# Heat Shrink Tubing For Added Grip



## NightKnight (Dec 5, 2012)

Have you guys seen this stuff? It is heat shrink tubing that was designed for fishing rods. This could work on blowguns too!

http://www.mudhole.com/Specials/Cyber-Monday/Colored-Heat-Shrink-Grip-Material

http://www.mudhole.com/Brands/Flocked-Rubber-Shrink-Tube


----------



## The Warrior (Dec 8, 2012)

I used to have something similar. My buddy used to work in a coal mine, and they used this stuff after splicing wires, to cover it back up. Works great.


----------



## superman365 (Dec 11, 2012)

saw it on the SSF


----------



## Turtle (Dec 6, 2012)

Cool stuff.
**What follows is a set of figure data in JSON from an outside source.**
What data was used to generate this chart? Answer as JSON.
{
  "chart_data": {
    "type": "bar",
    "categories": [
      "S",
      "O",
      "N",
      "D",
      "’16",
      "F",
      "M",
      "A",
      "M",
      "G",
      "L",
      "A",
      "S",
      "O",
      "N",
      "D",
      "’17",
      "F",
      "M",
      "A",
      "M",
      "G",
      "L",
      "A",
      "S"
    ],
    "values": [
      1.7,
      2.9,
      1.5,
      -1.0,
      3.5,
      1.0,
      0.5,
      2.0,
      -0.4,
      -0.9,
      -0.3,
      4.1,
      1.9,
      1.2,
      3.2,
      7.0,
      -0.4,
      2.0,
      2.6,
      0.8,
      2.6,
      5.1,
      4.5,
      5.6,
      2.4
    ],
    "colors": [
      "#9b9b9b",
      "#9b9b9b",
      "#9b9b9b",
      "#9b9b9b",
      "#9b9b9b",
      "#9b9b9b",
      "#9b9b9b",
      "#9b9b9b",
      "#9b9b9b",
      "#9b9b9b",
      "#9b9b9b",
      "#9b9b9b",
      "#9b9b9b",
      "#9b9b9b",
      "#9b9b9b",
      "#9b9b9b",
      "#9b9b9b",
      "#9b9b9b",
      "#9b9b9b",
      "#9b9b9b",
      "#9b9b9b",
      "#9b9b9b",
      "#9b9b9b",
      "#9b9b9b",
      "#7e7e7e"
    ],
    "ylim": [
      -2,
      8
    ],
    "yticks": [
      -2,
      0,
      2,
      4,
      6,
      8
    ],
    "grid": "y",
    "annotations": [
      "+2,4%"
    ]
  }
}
It would look really neat over a pvc or aluminum homemade.


----------



## orcrender (Dec 8, 2012)

I am about to order some for my poly slingshots. May order a smaller size for one of my pipes to try out.


----------



## superman365 (Dec 11, 2012)

that would be cool!


----------



## treefork (Dec 8, 2012)

I wonder if there is a possible application of using it to add an extension to say a 5ft to get a 7 footer. ect.


----------



## Cervantes (Dec 22, 2012)

And on that site, an idea for ghost ring material! Visiting my local sporting goods store this weekend.


----------



## craftsman (Sep 24, 2014)

Treefork,

The best (for competition grade shooting) joined barrels are those that are machine screwed together. Any other joint method allows for sligh gaps, air leaks, "clicks" (where the tailcone catches on the joints.

These are fine (negligible) for a casual or newbie shooter, maybe even for close range hunting or fishing shots, but for any log range hunting or serious competitve target shooting, you want a seamless one piece barrel. I have used a machine screwed barrel once ... super expensive, but amazing. My first blowgun was a 4 piece 0.40 cal. back packer. I still have it, and show it to my students as an example of what NOT to buy.


----------